Economic history is widely represented in works illustrating the impact of the Americas on economic theory, commerce, investment, landholding, monetary policies, taxation, and labor. A large group of cosmographical and geographical works, atlases, and maps offers unusual opportunities for research in the history of geography and cartography.

The Library holds early editions of literary works on New World themes by English, Spanish, French, Portuguese, Italian, German, and Dutch authors. Numerous legal works reflect the response of European legal systems to the growth of overseas empires and in particular deal with the development of international law. A major collection centers on the adaptation of religion and religious institutions to the New World, with particular strength in works concerning the activities of the Franciscans, the Jesuits, and other missionary orders, and of Puritans and Anglicans in New England.

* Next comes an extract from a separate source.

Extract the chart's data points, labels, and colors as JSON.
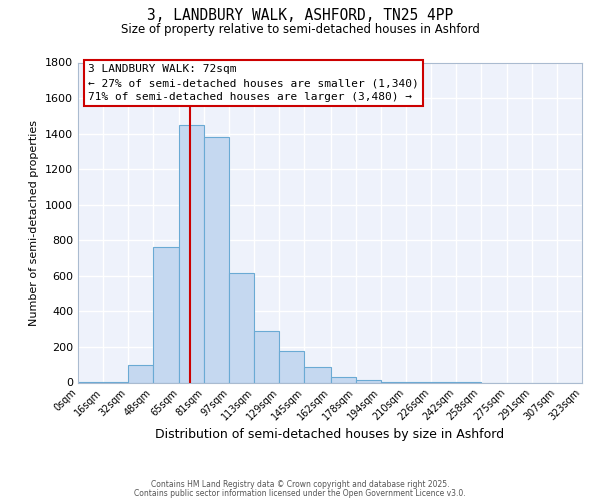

An important group of works on natural history records the appearance of American plants and their use as food and medicine.

The well-known bibliographer Rubens Borba de Moraes once wrote in his Bibliographia Brasiliana that the John Carter Brown Library’s collection of books about and/or printed in Brazil is “perhaps the finest” in the United States. In December 2001 the Library completed cataloguing of its Brazilian imprints and launched the Código Brasiliense . The Código consists of the first government documents printed in Brazil after the relocation to America at the end of 1807 of the king of Portugal, D. João VI, along with the entire royal court. These laws, decrees, alvarás, and similar documents dating from 1808 are now for the first time available on the internet.

codigo medal

These primary materials are supported by a large bibliographical reference collection and are extended by the collections of the Brown University Libraries.